HALIFAX — The independent public inquiry into the mass shooting in Nova Scotia that claimed 22 lives last spring is now accepting applications from potential participants.
The commission of inquiry, formally known as the Mass Casualty Commission, issued a statement Wednesday saying its team has moved into new offices in Halifax and Truro, N.S.
The statement says those applying for standing can also seek funding, but they must first demonstrate a “direct and substantial interest” in the commission’s mandate.
Applications can be filled out on the commission’s website and must be submitted for approval no later than April 6.
Some people have already been granted permission to participate, including surviving victims and the families of the victims, as well as the federal and provincial governments.
Those granted standing can participate on their own behalf, or they can be represented by a lawyer or a representative who is not a lawyer, subject to the commission’s approval.
The federal-provincial inquiry will investigate the causes, context and circumstances that led to the shootings and then draft recommendations to prevent this kind of tragedy from happening again.
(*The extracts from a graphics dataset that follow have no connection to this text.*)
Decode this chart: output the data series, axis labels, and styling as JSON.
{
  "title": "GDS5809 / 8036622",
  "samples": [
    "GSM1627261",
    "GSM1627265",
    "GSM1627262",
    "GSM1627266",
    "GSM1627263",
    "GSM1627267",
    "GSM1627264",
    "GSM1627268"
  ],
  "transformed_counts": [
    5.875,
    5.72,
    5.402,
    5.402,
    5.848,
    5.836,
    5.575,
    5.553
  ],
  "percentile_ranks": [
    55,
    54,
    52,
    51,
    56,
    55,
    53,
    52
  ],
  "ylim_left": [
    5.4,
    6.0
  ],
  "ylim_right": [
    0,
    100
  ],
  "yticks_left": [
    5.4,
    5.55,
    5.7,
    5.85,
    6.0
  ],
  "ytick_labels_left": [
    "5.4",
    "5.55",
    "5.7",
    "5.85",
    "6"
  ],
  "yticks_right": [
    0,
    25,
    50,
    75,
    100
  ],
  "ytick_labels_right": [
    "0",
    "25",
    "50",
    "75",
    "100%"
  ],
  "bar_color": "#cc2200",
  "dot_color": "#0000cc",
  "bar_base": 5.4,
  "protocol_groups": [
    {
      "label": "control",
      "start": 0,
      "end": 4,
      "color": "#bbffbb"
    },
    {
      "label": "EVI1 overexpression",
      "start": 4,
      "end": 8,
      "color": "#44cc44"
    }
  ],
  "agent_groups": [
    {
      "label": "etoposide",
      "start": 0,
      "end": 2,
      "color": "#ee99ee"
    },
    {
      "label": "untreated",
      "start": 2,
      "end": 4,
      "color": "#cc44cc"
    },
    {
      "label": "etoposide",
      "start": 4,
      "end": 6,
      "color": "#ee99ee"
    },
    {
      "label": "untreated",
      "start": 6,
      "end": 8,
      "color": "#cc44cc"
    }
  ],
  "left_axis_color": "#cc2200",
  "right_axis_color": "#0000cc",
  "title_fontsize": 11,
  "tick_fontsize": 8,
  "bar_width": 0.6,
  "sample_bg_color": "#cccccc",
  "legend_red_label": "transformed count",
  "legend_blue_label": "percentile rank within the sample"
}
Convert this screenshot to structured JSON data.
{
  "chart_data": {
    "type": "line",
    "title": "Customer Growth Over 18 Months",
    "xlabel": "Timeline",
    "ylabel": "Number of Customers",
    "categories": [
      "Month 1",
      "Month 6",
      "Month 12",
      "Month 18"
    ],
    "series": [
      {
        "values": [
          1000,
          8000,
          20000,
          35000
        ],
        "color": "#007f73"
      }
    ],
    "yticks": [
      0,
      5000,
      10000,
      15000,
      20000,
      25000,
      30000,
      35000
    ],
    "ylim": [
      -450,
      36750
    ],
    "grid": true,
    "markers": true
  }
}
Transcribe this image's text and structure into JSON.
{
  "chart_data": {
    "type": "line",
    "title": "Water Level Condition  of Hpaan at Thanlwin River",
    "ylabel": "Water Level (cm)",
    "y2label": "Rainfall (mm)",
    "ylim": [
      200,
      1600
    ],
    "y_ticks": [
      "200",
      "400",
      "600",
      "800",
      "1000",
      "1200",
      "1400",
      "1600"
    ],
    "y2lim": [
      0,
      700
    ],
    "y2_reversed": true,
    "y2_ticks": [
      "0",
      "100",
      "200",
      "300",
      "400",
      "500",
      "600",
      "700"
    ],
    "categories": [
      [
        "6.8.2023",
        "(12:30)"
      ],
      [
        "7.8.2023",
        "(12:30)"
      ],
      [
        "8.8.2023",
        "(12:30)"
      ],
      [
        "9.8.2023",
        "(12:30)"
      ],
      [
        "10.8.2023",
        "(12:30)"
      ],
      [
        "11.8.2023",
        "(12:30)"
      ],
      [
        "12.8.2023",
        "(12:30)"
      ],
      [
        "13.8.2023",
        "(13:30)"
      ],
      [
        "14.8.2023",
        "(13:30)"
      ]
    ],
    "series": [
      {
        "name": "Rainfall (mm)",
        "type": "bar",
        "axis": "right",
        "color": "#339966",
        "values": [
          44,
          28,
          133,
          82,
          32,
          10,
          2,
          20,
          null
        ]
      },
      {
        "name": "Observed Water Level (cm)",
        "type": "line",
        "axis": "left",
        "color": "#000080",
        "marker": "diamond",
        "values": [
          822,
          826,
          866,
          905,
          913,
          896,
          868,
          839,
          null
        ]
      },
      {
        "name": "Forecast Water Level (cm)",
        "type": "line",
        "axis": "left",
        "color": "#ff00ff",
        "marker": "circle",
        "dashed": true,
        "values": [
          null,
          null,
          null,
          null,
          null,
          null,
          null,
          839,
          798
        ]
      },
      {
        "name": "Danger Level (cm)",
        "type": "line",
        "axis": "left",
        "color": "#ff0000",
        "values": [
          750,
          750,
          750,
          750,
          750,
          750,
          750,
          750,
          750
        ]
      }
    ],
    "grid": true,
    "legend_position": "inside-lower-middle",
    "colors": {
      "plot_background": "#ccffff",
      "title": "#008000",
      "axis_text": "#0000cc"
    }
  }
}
The inquiry is essentially a fact-finding process that will not lay blame or determine criminal or civil liability.
The commission’s updated website includes a short video that features interviews with the three commissioners leading the inquiry. In the video, commissioner Michael MacDonald — the former chief justice of Nova Scotia — explains the main tasks for the inquiry.
“A team has been assembled that will get to the bottom of this,” MacDonald says.
“The team will bring to bear expertise and experience to find out what happened in those horrible 13 hours — frame by frame, hour by hour — and to find out why it happened and how it will be prevented in the future.”
The RCMP have confirmed that on the night of April 18, 2020, a killer disguised as a Mountie set fire to several homes and killed 13 people in Portapique before evading police later that night while driving a car that looked exactly like an RCMP cruiser.
The next morning, he resumed killing people he knew and others at random before he was fatally shot by a Mountie at a gas station in Enfield, N.S., just north of Halifax.
The killer drove more than 100 kilometres during the 13 hours he was at large.
Commissioner Kim Stanton, former legal director of the Women’s Legal Education and Action Fund, also appears in the video.
“All three of us and all of the people we’ve been working with so far are absolutely committed to doing our very best to try to shine some light into the dark corners,” she said, adding that the inquiry will “unearth the answers to some of the questions that (the victims’ families) must have and that must be adding to their pain and grief.”